Presentation #434.05 in the session Exoplanet Radial Velocities & Transit Spectroscopy: Observations.

Published onJun 29, 2022
Diurnal Variations in the Thermal Spectrum of WASP-33b

We present Keck/KPIC (Keck Planet Imager and Characterizer) high-resolution (R~30000) K-band spectroscopy of the ultra-hot Jupiter WASP-33b. The use of KPIC’s single-mode fiber greatly improves both blaze and line-spread stabilities, enhancing the cross-correlation detection strength. We perform separate retrievals for the dayside and nightside thermal emission spectra with a cross-correlation-to-logL nested-sampling pipeline which fits for orbital parameters, the atmospheric pressure-temperature profile, and molecular abundances. On the nightside, we find a non-inverted pressure-temperature profile, measure H2O and CO abundances, derive the atmospheric C/O ratio, and place a tentative constraint on the 13CO/12CO ratio.

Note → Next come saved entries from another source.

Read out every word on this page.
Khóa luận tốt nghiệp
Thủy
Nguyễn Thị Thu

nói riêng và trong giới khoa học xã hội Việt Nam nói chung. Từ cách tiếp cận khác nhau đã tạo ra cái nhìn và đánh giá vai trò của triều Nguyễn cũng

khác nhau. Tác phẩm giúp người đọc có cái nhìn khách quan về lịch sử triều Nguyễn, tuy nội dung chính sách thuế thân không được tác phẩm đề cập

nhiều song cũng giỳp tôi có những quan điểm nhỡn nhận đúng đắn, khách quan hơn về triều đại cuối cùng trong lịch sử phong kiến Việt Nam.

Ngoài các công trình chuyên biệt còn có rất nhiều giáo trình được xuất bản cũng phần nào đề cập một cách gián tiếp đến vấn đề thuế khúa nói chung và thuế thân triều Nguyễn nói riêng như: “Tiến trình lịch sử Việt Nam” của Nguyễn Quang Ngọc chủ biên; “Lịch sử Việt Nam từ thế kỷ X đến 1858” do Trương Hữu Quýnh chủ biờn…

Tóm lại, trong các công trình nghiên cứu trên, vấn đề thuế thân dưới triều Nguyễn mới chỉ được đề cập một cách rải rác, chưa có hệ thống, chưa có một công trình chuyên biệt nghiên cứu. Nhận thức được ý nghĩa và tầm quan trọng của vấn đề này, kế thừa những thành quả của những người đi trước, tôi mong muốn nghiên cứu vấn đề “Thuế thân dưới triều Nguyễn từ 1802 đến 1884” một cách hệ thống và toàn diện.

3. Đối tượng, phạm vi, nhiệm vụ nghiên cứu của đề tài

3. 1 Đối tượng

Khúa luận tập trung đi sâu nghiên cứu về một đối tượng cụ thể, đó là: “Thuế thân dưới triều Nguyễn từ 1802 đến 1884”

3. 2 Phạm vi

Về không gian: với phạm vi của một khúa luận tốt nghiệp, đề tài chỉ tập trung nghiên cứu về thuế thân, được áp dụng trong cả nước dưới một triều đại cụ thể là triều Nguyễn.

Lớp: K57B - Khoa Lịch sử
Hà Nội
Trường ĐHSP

On the dayside, we find an inverted pressure-temperature profile and CO spectral features, but an absence of H2O features, suggesting H2O is photodissociated at dayside longitudes. Comparing the retrieved nightside CO and H2O abundances with chemical models suggests a moderately carbon- and metal-enriched atmosphere compared with solar values. This contrasts predictions from migration theories that C/O and atmospheric metallicity should be inversely correlated.